Sure. Thanks, Huw. So retail offer, as Huw mentioned, so yesterday, we closed the conditional GBP 850,000 of ABB. And today, really the purpose is that we present this opportunity to you, our retail shareholders. We have retail offer, which is open until the 3rd of April, so roughly about 2 weeks from now, starting today via the Bookbuild Platform. It is EIS qualifying. Should you have headroom and wish to take a tax advantage of about 30%, we will welcome your investment. The whole retail offer is capped at GBP 1 million. So we really welcome your participation. And as Huw and Helen mentioned on the pipeline side, I mean, of course, the more money you get, the faster we can get to those interesting data points and milestones and hopefully create additional value to the shareholders.
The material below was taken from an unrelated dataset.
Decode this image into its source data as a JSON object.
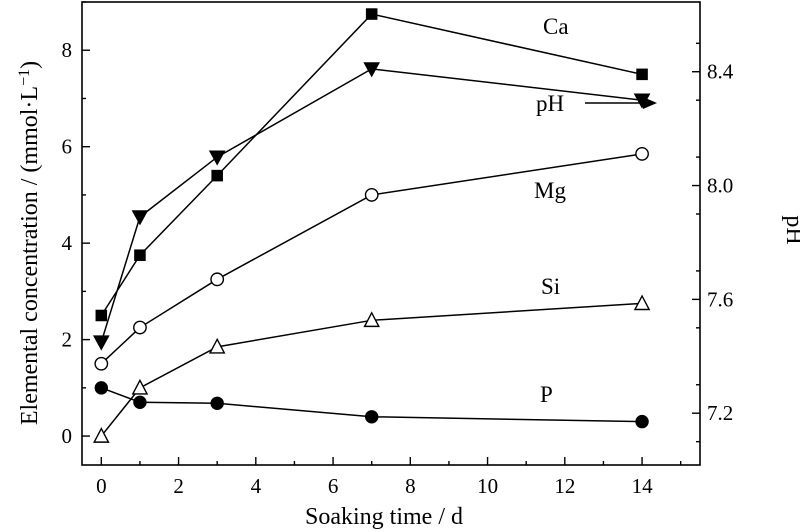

So that's the end of the formal part of the presentation. I'm afraid we can't take questions for regulatory reasons. But that's it for the formal part. We do encourage your participation. I'll hand back to Investor Meet.

Perfect. Thank you very much indeed for updating investors today. Could I please ask investors not to close this session as you will now be automatically redirected to provide your feedback in order that the management team can better understand your views and expectations. This will only take a few moments to complete, and I'm sure will be greatly valued by the company. On behalf of the management team of Evgen Pharma plc, we'd like to thank you for attending today's presentation, and good morning to you all.